Study into antihistamines packaged as non-sedative reveals high level of drowsiness among users
Antihistamines sold as non-sedatives can cause drowsiness, a major research project by the Drug Safety Research Unit in Southampton has shown.
Researchers warned that the drugs, used most intensively at this time of year to combat hay fever, "may be dangerous in the workplace and when driving".
Of the four antihistamines investigated, acrivastine and cetirizine were most likely to cause sleepiness. Researchers said that loratadine and fexofenadine had lower incidence of sedation, but still had some effects.
So-called "second generation" antihistamines were introduced as having no or limited sedative effects. A meeting of international experts in Manchester last month raised concern over the issue.
Dr Charles Mercier-Guyon, a member of the European Commission's working group on alcohol, drugs and traffic safety, said,"Doctors should question their patients about their profession and activities when prescribing.
"They should choose the less sedative drugs for people who drive, and those whose work is demanding."

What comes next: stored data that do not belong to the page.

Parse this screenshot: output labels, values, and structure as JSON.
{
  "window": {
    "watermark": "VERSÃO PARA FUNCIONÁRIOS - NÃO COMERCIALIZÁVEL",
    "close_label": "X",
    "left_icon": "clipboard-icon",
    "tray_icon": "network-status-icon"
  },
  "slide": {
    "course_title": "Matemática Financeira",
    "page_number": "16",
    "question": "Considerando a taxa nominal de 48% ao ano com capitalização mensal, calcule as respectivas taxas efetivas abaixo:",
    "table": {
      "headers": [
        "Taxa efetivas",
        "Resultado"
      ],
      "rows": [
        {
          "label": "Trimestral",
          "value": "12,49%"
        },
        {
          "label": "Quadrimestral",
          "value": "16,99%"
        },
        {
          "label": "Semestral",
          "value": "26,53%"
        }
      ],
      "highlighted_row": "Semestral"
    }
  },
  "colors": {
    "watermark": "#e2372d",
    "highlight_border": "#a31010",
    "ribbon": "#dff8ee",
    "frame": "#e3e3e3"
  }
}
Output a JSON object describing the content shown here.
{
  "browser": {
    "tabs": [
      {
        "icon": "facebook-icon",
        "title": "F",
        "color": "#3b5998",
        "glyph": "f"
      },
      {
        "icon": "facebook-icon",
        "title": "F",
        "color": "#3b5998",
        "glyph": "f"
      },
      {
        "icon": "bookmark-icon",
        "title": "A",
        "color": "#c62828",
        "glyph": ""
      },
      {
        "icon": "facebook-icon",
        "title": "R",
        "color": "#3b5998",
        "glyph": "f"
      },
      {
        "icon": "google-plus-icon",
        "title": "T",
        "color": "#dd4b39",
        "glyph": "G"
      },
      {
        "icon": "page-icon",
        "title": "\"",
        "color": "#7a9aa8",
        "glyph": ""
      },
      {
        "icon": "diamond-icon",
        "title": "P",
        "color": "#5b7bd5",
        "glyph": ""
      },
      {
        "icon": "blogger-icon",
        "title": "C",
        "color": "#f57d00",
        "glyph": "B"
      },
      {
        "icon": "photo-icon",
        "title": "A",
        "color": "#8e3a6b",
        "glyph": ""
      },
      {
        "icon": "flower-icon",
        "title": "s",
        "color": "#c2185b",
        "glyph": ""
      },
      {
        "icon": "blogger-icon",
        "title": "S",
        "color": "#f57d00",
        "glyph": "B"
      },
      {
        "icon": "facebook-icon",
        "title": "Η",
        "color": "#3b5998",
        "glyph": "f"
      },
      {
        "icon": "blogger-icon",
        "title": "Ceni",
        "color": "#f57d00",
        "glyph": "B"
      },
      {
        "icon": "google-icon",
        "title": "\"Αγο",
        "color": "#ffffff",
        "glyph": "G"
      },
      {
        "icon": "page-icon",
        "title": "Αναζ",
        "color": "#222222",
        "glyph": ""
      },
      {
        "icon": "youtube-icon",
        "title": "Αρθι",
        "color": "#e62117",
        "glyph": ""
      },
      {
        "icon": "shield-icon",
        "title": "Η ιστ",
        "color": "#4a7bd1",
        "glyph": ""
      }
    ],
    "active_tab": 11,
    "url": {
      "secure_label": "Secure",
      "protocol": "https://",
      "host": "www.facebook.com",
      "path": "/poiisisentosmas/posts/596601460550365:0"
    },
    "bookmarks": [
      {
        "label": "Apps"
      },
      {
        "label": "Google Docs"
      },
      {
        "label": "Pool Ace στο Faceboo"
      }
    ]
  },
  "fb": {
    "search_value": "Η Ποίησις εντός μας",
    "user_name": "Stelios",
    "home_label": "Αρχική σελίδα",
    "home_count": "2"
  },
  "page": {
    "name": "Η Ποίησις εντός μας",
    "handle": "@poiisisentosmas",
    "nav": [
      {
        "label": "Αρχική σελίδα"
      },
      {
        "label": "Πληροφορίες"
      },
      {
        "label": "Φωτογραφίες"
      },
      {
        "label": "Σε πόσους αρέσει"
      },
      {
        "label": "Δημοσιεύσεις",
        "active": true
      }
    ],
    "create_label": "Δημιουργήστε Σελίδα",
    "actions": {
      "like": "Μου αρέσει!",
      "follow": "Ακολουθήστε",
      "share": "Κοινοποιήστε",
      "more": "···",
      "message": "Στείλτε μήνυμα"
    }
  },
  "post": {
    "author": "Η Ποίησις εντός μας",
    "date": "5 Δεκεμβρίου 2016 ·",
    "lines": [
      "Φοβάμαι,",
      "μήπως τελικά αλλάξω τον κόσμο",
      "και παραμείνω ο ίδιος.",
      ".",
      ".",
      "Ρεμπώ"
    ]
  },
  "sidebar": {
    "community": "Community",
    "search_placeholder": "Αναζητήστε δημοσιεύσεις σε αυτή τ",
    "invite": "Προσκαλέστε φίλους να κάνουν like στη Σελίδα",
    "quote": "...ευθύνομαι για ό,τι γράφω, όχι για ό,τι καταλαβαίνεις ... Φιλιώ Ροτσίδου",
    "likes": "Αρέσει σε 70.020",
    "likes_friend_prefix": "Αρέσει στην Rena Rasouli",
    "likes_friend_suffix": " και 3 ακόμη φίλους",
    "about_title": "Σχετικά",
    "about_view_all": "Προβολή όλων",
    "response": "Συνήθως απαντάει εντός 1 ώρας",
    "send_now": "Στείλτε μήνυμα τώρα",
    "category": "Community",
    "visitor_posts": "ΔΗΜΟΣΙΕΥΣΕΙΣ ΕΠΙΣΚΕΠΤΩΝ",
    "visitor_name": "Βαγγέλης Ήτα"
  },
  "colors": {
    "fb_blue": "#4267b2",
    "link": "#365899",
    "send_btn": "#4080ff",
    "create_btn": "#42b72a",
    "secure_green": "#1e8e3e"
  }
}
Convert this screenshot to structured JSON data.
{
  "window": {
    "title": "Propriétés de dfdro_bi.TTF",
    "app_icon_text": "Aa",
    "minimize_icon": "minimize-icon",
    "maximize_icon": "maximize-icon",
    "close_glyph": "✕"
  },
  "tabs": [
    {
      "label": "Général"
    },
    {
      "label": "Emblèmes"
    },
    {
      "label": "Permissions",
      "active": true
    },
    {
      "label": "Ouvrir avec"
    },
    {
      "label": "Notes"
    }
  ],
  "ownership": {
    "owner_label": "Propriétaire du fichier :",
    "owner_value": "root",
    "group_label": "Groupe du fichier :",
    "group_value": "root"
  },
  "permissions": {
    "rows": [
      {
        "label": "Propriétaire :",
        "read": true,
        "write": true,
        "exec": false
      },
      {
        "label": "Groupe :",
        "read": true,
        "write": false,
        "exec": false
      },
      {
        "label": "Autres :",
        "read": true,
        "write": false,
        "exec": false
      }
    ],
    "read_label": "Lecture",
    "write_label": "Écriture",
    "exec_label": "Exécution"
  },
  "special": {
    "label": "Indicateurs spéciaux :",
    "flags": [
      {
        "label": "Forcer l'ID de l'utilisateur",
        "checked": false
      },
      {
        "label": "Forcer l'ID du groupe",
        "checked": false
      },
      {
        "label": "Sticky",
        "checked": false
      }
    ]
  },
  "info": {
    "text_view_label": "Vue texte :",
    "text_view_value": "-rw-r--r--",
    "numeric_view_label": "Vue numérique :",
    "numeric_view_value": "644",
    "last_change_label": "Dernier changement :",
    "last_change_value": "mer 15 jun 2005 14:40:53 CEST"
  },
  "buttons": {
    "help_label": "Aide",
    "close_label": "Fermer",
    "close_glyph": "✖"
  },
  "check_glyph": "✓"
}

In the research, questionnaires were sent to GPs covering a total of about 40,000 patients prescribed the drugs, and the incidence of sedation was recorded. Full results were published in the British Medical Journal.
Several European countries, including France and Sweden, have implemented the European Union Directive on "red triangle" labelling of substances known to have a sedative effect, but the UK has not followed suit.